The act of swimming is an ancient skill, and is as old as mankind itself. Since the dawn of humanity, man has been forced some of the time to use his might in order to maneuver through the waters. Nowadays swimming is as much art as it is a science. Namely, there are dozens of different techniques that all have their benefits and drawbacks on various aspects such as speed, agility, muscles worked etc. In this short article we’ll analyze perhaps the best known style of swimming of all: the front crawl.
This particular style of swimming is perhaps best known for its manliness – it’s most often the swimming of choice for men. You generate movement by keeping your body horizontal and waving your arms in a circular motion, on the sides of your body. Chances are that if you know something at all about swimming, then you know about the technique called front crawl.

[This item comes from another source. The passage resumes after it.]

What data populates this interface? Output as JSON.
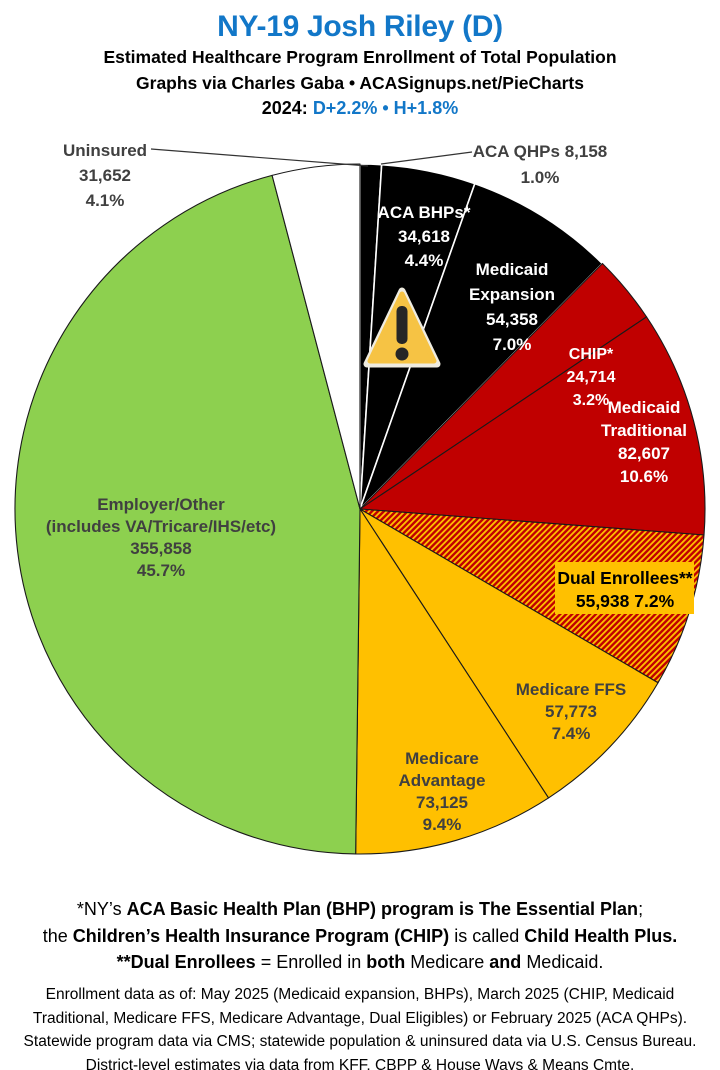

This is a technique that’s particularly usable as means to make a speedy way towards some point. Using correct front crawl will make you extra fast in the water. But notice that we mentioned the term “correct front crawl”. The sad truth is that although front crawl is one of the first swimming techniques most people learn in their lives, most people still don’t know about the finer intricacies that define front crawl as one of the most powerful techniques for swimming.
What you’ll want to do if you want to improve is to educate yourself on proper technique. There are many good swimming teachers that will be willing to teach you correct form. Namely, something seemingly innocent as the angle at which your arms fall in the water, for one thing, can have a huge effect on your overall swimming form and will determine at what speed you move, and how effective your movements are.
Front crawl is excellent for the activation of various muscles in the torso and in the legs. Your arms get a killer workout as well. The most used muscle groups in the front crawl are the chest, the lats, and some of the other back muscles.
If you perform this technique speedily, then you’ll activate the fast twitch muscle fiber structures, which will in turn make you speedier and more explosive.
So the point of this article is that not only swimming is an art and science, but the front crawl as a chief swimming technique is an art and science as well. You can dedicate a lifetime on this one single technique and you’ll still have a lot to learn. But then again, such is the case with all of the things that are worthy in life.